Caso Regeni, Craxi non avrebbe digerito lo “schiaffo” egiziano

15 Feb 2016 12:04 - di Redattore 54

Ancora depistaggi sulla morte di Giulio Regeni. I testimoni scovati dalla polizia egiziana raccontano versioni che non reggono neanche per poche ore alla più semplice delle verifiche, come quella secondo cui il ragazzo sarebbe stato prelevato il 25 febbraio alle 17,30 mentre la sera di quel giorno risulta che Regeni era in chat su Fb con la fidanzata. Il gioco delle fonti egiziane, forse reclutate allo scopo, è scoperto: depistare e ancora depistare. Dinanzi a questo muro omertoso gli investigatori italiani non hanno certo un compito agevole. Ma non è sul piano delle indagini che è necessaria una sterzata: il silenzio assordante del governo Renzi su questa vicenda, già derubricata a delitto di cui non sapremo mai nulla, è un chiaro segnale dell’Italia ad Al Sisi. Un segnale che indica disponibilità a passare sopra al tragico episodio in nome di un’amicizia con un regime che risulta troppo conveniente per essere messa a repentaglio. Il povero Regeni è stato scaricato, un morto scomodo, che si è messo di traverso in quelle buonissime relazioni commerciali che dopo l’avvento al potere del generale Al Sisi (applaudito dagli Usa e dai suoi alleati occidentali) si sono rafforzate e intensificate, con all’orizzonte un volume di affari che ammonta a 5 miliardi, frutto di un interscambio in espansione (cui si aggiunge il maxigiacimento di gas scoperto dall’Eni in acque egiziane). E anche la sinistra non ha tardato ad allinearsi alla linea del silenzio. Paradossalmente a invocare la verità sono più gli esponenti di destra che quelli della parte schierata con il manifesto per il quale Regeni scriveva i suoi report. Dopo i rimproveri di Renato Brunetta all’inerzia di Palazzo Chigi sulla vicenda dello studente italiano barbaramente torturato e ucciso arriva l’impietosa analisi di Pierferdinando Casini, presidente della commissione Esteri del Senato, intervistato dal QN.

“Dall’Egitto – dice Casini – non sta arrivando la verità. Se vogliamo mantenere il nostro decoro nazionale e il nostro ruolo nel Mediterraneo dobbiamo pretendere la verità.
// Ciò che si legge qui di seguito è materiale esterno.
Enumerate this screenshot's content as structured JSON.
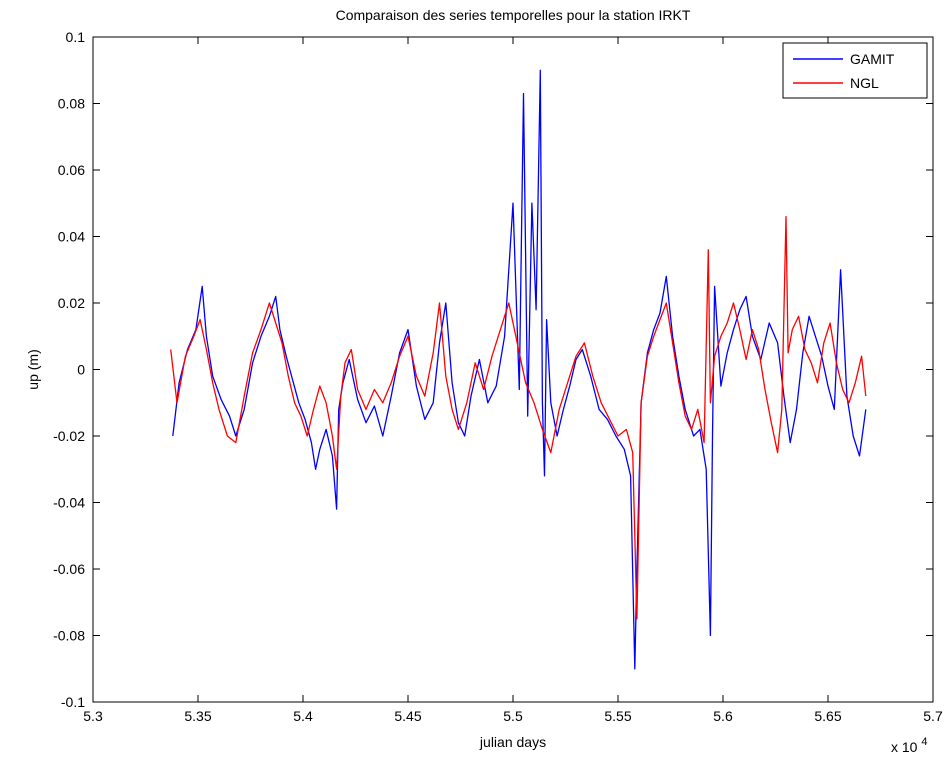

Ricordo il Craxi di Sigonella, che in poche ore decise, andando contro gli americani, di imboccare la strada della difesa della dignità nazionale. Ora su Craxi si possono avere visioni diverse, ma quella fu una delle pagine più importanti della nostra politica estera. Mi auguro che Renzi non si accontenti delle verità di comodo”. “Il fatto – continua – che ci sia un rapporto speciale tra noi e l’Egitto non ci rende più deboli ma ci deve rendere forti e non può far dubitare l’Egitto su di noi. Proprio perché siamo amici, dagli amici non accettiamo le finzioni”.

Secondo Casini la vicenda di Giulio Regeni si inquadra all’interno di uno scontro tra pezzi dello Stato in competizione tra loro: “Il governo egiziano per difendersi dalle minacce jihadiste ha messo in campo tutti i mezzi leciti e anche quelli non sempre leciti. Apparati che dipendono dalle forze armate e altri dal ministero dell’Interno e io temo che questa storia si collochi in una sorta di antagonismo e competitività tra pezzi dello Stato. Non escludo che per un drammatico eccesso di zelo di qualche apparato si sia ritenuto il nostro giovane parte di un puzzle più ampio e pericoloso per lo Stato. È ormai acclarato – aggiunge Casini – che le torture e l’atroce strazio di Regeni siano state un’opera di killeraggio da parte di gruppi di squadre speciali”.